METHODOLOGY
Research Challenge 1 (RC1): Observation and Analysis
The observation aims at understanding how the human simplifies motion control, regulate contact forces and modulates hand-arm impedance to successfully perform the task. To this purpose a new protocol for experimentation on humans aimed at the observation of the role of vision and touch in grasping and manipulation will be developed. The observation will be performed both in a surgery site and in a varied and unstructured scenario typical of everyday life.

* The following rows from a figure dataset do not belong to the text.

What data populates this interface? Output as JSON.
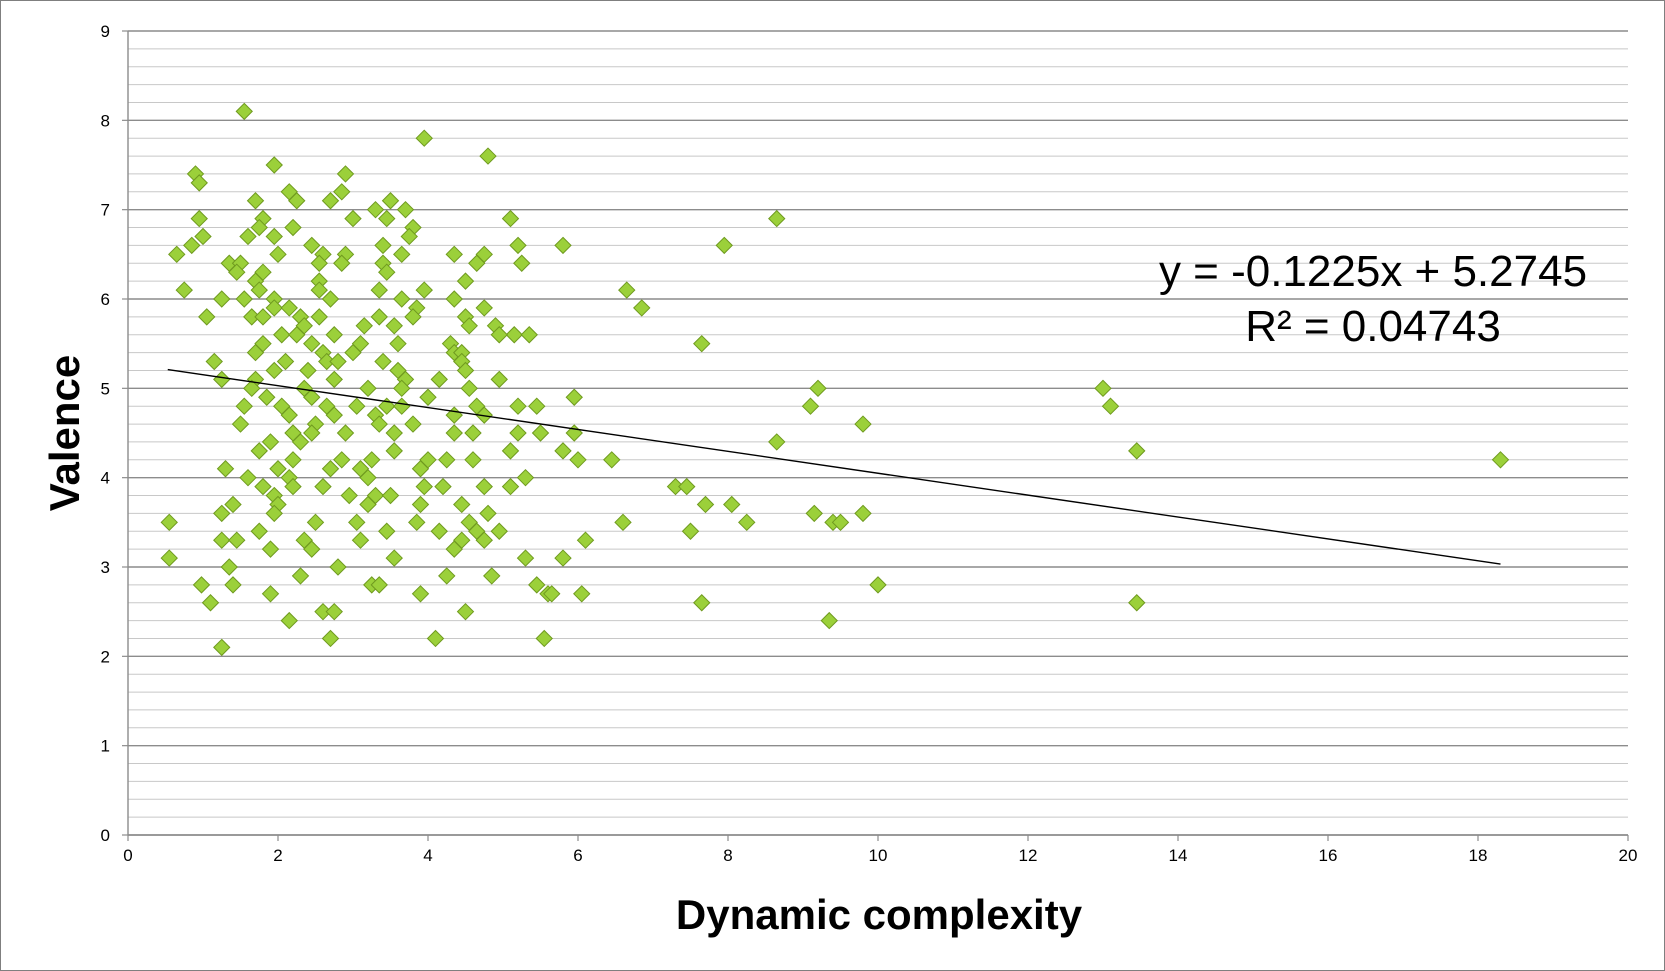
{
  "chart_data": {
    "type": "scatter",
    "title": "",
    "xlabel": "Dynamic complexity",
    "ylabel": "Valence",
    "xlim": [
      0,
      20
    ],
    "ylim": [
      0,
      9
    ],
    "x_ticks": [
      "0",
      "2",
      "4",
      "6",
      "8",
      "10",
      "12",
      "14",
      "16",
      "18",
      "20"
    ],
    "y_ticks": [
      "0",
      "1",
      "2",
      "3",
      "4",
      "5",
      "6",
      "7",
      "8",
      "9"
    ],
    "grid": "horizontal major and minor gridlines",
    "marker": "diamond",
    "marker_color": "#9bd03a",
    "marker_edge": "#6f9a1f",
    "trendline": {
      "type": "linear",
      "slope": -0.1225,
      "intercept": 5.2745,
      "x_range": [
        0.53,
        18.3
      ]
    },
    "annotations": {
      "equation": "y = -0.1225x + 5.2745",
      "r_squared": "R² = 0.04743"
    },
    "points": [
      [
        1.55,
        8.1
      ],
      [
        3.95,
        7.8
      ],
      [
        4.8,
        7.6
      ],
      [
        1.95,
        7.5
      ],
      [
        2.9,
        7.4
      ],
      [
        0.9,
        7.4
      ],
      [
        0.95,
        7.3
      ],
      [
        2.15,
        7.2
      ],
      [
        2.85,
        7.2
      ],
      [
        1.7,
        7.1
      ],
      [
        2.25,
        7.1
      ],
      [
        2.7,
        7.1
      ],
      [
        3.5,
        7.1
      ],
      [
        3.3,
        7.0
      ],
      [
        3.7,
        7.0
      ],
      [
        0.95,
        6.9
      ],
      [
        1.8,
        6.9
      ],
      [
        3.0,
        6.9
      ],
      [
        3.45,
        6.9
      ],
      [
        5.1,
        6.9
      ],
      [
        8.65,
        6.9
      ],
      [
        1.75,
        6.8
      ],
      [
        2.2,
        6.8
      ],
      [
        3.8,
        6.8
      ],
      [
        1.0,
        6.7
      ],
      [
        1.6,
        6.7
      ],
      [
        1.95,
        6.7
      ],
      [
        3.75,
        6.7
      ],
      [
        0.85,
        6.6
      ],
      [
        2.45,
        6.6
      ],
      [
        3.4,
        6.6
      ],
      [
        5.2,
        6.6
      ],
      [
        5.8,
        6.6
      ],
      [
        7.95,
        6.6
      ],
      [
        0.65,
        6.5
      ],
      [
        2.0,
        6.5
      ],
      [
        2.6,
        6.5
      ],
      [
        2.9,
        6.5
      ],
      [
        3.65,
        6.5
      ],
      [
        4.35,
        6.5
      ],
      [
        4.75,
        6.5
      ],
      [
        1.35,
        6.4
      ],
      [
        1.5,
        6.4
      ],
      [
        2.55,
        6.4
      ],
      [
        2.85,
        6.4
      ],
      [
        3.4,
        6.4
      ],
      [
        5.25,
        6.4
      ],
      [
        4.65,
        6.4
      ],
      [
        1.45,
        6.3
      ],
      [
        1.8,
        6.3
      ],
      [
        3.45,
        6.3
      ],
      [
        1.7,
        6.2
      ],
      [
        2.55,
        6.2
      ],
      [
        4.5,
        6.2
      ],
      [
        0.75,
        6.1
      ],
      [
        1.75,
        6.1
      ],
      [
        2.55,
        6.1
      ],
      [
        3.35,
        6.1
      ],
      [
        3.95,
        6.1
      ],
      [
        6.65,
        6.1
      ],
      [
        1.55,
        6.0
      ],
      [
        1.95,
        6.0
      ],
      [
        2.7,
        6.0
      ],
      [
        3.65,
        6.0
      ],
      [
        4.35,
        6.0
      ],
      [
        1.25,
        6.0
      ],
      [
        1.95,
        5.9
      ],
      [
        2.15,
        5.9
      ],
      [
        3.85,
        5.9
      ],
      [
        4.75,
        5.9
      ],
      [
        6.85,
        5.9
      ],
      [
        1.05,
        5.8
      ],
      [
        1.65,
        5.8
      ],
      [
        1.8,
        5.8
      ],
      [
        2.3,
        5.8
      ],
      [
        2.55,
        5.8
      ],
      [
        3.35,
        5.8
      ],
      [
        3.8,
        5.8
      ],
      [
        4.5,
        5.8
      ],
      [
        2.35,
        5.7
      ],
      [
        3.15,
        5.7
      ],
      [
        3.55,
        5.7
      ],
      [
        4.55,
        5.7
      ],
      [
        4.9,
        5.7
      ],
      [
        2.05,
        5.6
      ],
      [
        2.25,
        5.6
      ],
      [
        2.75,
        5.6
      ],
      [
        5.15,
        5.6
      ],
      [
        5.35,
        5.6
      ],
      [
        4.95,
        5.6
      ],
      [
        1.8,
        5.5
      ],
      [
        2.45,
        5.5
      ],
      [
        3.1,
        5.5
      ],
      [
        3.6,
        5.5
      ],
      [
        4.3,
        5.5
      ],
      [
        7.65,
        5.5
      ],
      [
        1.7,
        5.4
      ],
      [
        2.6,
        5.4
      ],
      [
        3.0,
        5.4
      ],
      [
        4.35,
        5.4
      ],
      [
        4.45,
        5.4
      ],
      [
        1.15,
        5.3
      ],
      [
        2.1,
        5.3
      ],
      [
        2.65,
        5.3
      ],
      [
        2.8,
        5.3
      ],
      [
        3.4,
        5.3
      ],
      [
        4.45,
        5.3
      ],
      [
        1.95,
        5.2
      ],
      [
        2.4,
        5.2
      ],
      [
        3.6,
        5.2
      ],
      [
        4.5,
        5.2
      ],
      [
        1.25,
        5.1
      ],
      [
        1.7,
        5.1
      ],
      [
        2.75,
        5.1
      ],
      [
        3.7,
        5.1
      ],
      [
        4.15,
        5.1
      ],
      [
        4.95,
        5.1
      ],
      [
        1.65,
        5.0
      ],
      [
        2.35,
        5.0
      ],
      [
        3.2,
        5.0
      ],
      [
        3.65,
        5.0
      ],
      [
        4.55,
        5.0
      ],
      [
        9.2,
        5.0
      ],
      [
        13.0,
        5.0
      ],
      [
        1.85,
        4.9
      ],
      [
        2.45,
        4.9
      ],
      [
        4.0,
        4.9
      ],
      [
        5.95,
        4.9
      ],
      [
        1.55,
        4.8
      ],
      [
        2.05,
        4.8
      ],
      [
        2.65,
        4.8
      ],
      [
        3.05,
        4.8
      ],
      [
        3.45,
        4.8
      ],
      [
        3.65,
        4.8
      ],
      [
        4.65,
        4.8
      ],
      [
        5.2,
        4.8
      ],
      [
        5.45,
        4.8
      ],
      [
        9.1,
        4.8
      ],
      [
        13.1,
        4.8
      ],
      [
        2.15,
        4.7
      ],
      [
        2.75,
        4.7
      ],
      [
        3.3,
        4.7
      ],
      [
        4.35,
        4.7
      ],
      [
        4.75,
        4.7
      ],
      [
        1.5,
        4.6
      ],
      [
        2.5,
        4.6
      ],
      [
        3.35,
        4.6
      ],
      [
        3.8,
        4.6
      ],
      [
        9.8,
        4.6
      ],
      [
        2.2,
        4.5
      ],
      [
        2.45,
        4.5
      ],
      [
        2.9,
        4.5
      ],
      [
        3.55,
        4.5
      ],
      [
        4.35,
        4.5
      ],
      [
        4.6,
        4.5
      ],
      [
        5.2,
        4.5
      ],
      [
        5.5,
        4.5
      ],
      [
        5.95,
        4.5
      ],
      [
        1.9,
        4.4
      ],
      [
        2.3,
        4.4
      ],
      [
        8.65,
        4.4
      ],
      [
        1.75,
        4.3
      ],
      [
        3.55,
        4.3
      ],
      [
        5.1,
        4.3
      ],
      [
        5.8,
        4.3
      ],
      [
        13.45,
        4.3
      ],
      [
        2.2,
        4.2
      ],
      [
        2.85,
        4.2
      ],
      [
        3.25,
        4.2
      ],
      [
        4.0,
        4.2
      ],
      [
        4.25,
        4.2
      ],
      [
        4.6,
        4.2
      ],
      [
        6.0,
        4.2
      ],
      [
        6.45,
        4.2
      ],
      [
        18.3,
        4.2
      ],
      [
        1.3,
        4.1
      ],
      [
        2.0,
        4.1
      ],
      [
        2.7,
        4.1
      ],
      [
        3.1,
        4.1
      ],
      [
        3.9,
        4.1
      ],
      [
        1.6,
        4.0
      ],
      [
        2.15,
        4.0
      ],
      [
        3.2,
        4.0
      ],
      [
        5.3,
        4.0
      ],
      [
        1.8,
        3.9
      ],
      [
        2.2,
        3.9
      ],
      [
        2.6,
        3.9
      ],
      [
        3.95,
        3.9
      ],
      [
        4.2,
        3.9
      ],
      [
        4.75,
        3.9
      ],
      [
        5.1,
        3.9
      ],
      [
        7.3,
        3.9
      ],
      [
        7.45,
        3.9
      ],
      [
        1.95,
        3.8
      ],
      [
        2.95,
        3.8
      ],
      [
        3.3,
        3.8
      ],
      [
        3.5,
        3.8
      ],
      [
        1.4,
        3.7
      ],
      [
        2.0,
        3.7
      ],
      [
        3.2,
        3.7
      ],
      [
        3.9,
        3.7
      ],
      [
        4.45,
        3.7
      ],
      [
        7.7,
        3.7
      ],
      [
        8.05,
        3.7
      ],
      [
        1.25,
        3.6
      ],
      [
        1.95,
        3.6
      ],
      [
        4.8,
        3.6
      ],
      [
        9.15,
        3.6
      ],
      [
        9.8,
        3.6
      ],
      [
        0.55,
        3.5
      ],
      [
        2.5,
        3.5
      ],
      [
        3.05,
        3.5
      ],
      [
        3.85,
        3.5
      ],
      [
        4.55,
        3.5
      ],
      [
        6.6,
        3.5
      ],
      [
        8.25,
        3.5
      ],
      [
        9.4,
        3.5
      ],
      [
        9.5,
        3.5
      ],
      [
        1.75,
        3.4
      ],
      [
        3.45,
        3.4
      ],
      [
        4.15,
        3.4
      ],
      [
        4.65,
        3.4
      ],
      [
        4.95,
        3.4
      ],
      [
        7.5,
        3.4
      ],
      [
        1.25,
        3.3
      ],
      [
        1.45,
        3.3
      ],
      [
        2.35,
        3.3
      ],
      [
        3.1,
        3.3
      ],
      [
        4.45,
        3.3
      ],
      [
        4.75,
        3.3
      ],
      [
        6.1,
        3.3
      ],
      [
        1.9,
        3.2
      ],
      [
        2.45,
        3.2
      ],
      [
        4.35,
        3.2
      ],
      [
        0.55,
        3.1
      ],
      [
        3.55,
        3.1
      ],
      [
        5.3,
        3.1
      ],
      [
        5.8,
        3.1
      ],
      [
        1.35,
        3.0
      ],
      [
        2.8,
        3.0
      ],
      [
        2.3,
        2.9
      ],
      [
        4.25,
        2.9
      ],
      [
        4.85,
        2.9
      ],
      [
        0.98,
        2.8
      ],
      [
        1.4,
        2.8
      ],
      [
        3.25,
        2.8
      ],
      [
        3.35,
        2.8
      ],
      [
        5.45,
        2.8
      ],
      [
        10.0,
        2.8
      ],
      [
        1.9,
        2.7
      ],
      [
        3.9,
        2.7
      ],
      [
        5.6,
        2.7
      ],
      [
        5.65,
        2.7
      ],
      [
        6.05,
        2.7
      ],
      [
        1.1,
        2.6
      ],
      [
        7.65,
        2.6
      ],
      [
        13.45,
        2.6
      ],
      [
        2.6,
        2.5
      ],
      [
        2.75,
        2.5
      ],
      [
        4.5,
        2.5
      ],
      [
        2.15,
        2.4
      ],
      [
        9.35,
        2.4
      ],
      [
        2.7,
        2.2
      ],
      [
        4.1,
        2.2
      ],
      [
        5.55,
        2.2
      ],
      [
        1.25,
        2.1
      ]
    ]
  }
}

Research Challenge 2 (RC2): Planning and control
By exploiting the results of RC1, neural networks and reinforcement learning techniques based on the concept of sensory-motor synergies will be useful to realize bio-aware planning and control modules. Feedback available from force and vision sensors will be used by the control module. Artificial vision will be used not only for object recognition and visual servoing but the information will serve to integrate force and position measurements in order to properly activate motion patterns on the basis of task demands.
Research Challenge 3 (RC3): Design
Another objective of MUSHA is to use the results obtained from human observation in order to develop and sensorize new robotic hands inspired by the versatility, motion capability, strength and dexterity of the human hand. The hand devices will have a high number of degrees of freedom in order to allow complex and human-like motions but, at the same time, will be controlled with a very low number of signals, thus with the use of few motors. The idea is to design prototypes that can serve for studies on both robotic and prosthetic hand-arm systems, i.e. controllable with motors or physiological signals, and on smart surgical hands with reduced dimension and reduced number of fingers but still having bio-inspired design and sensory apparatus.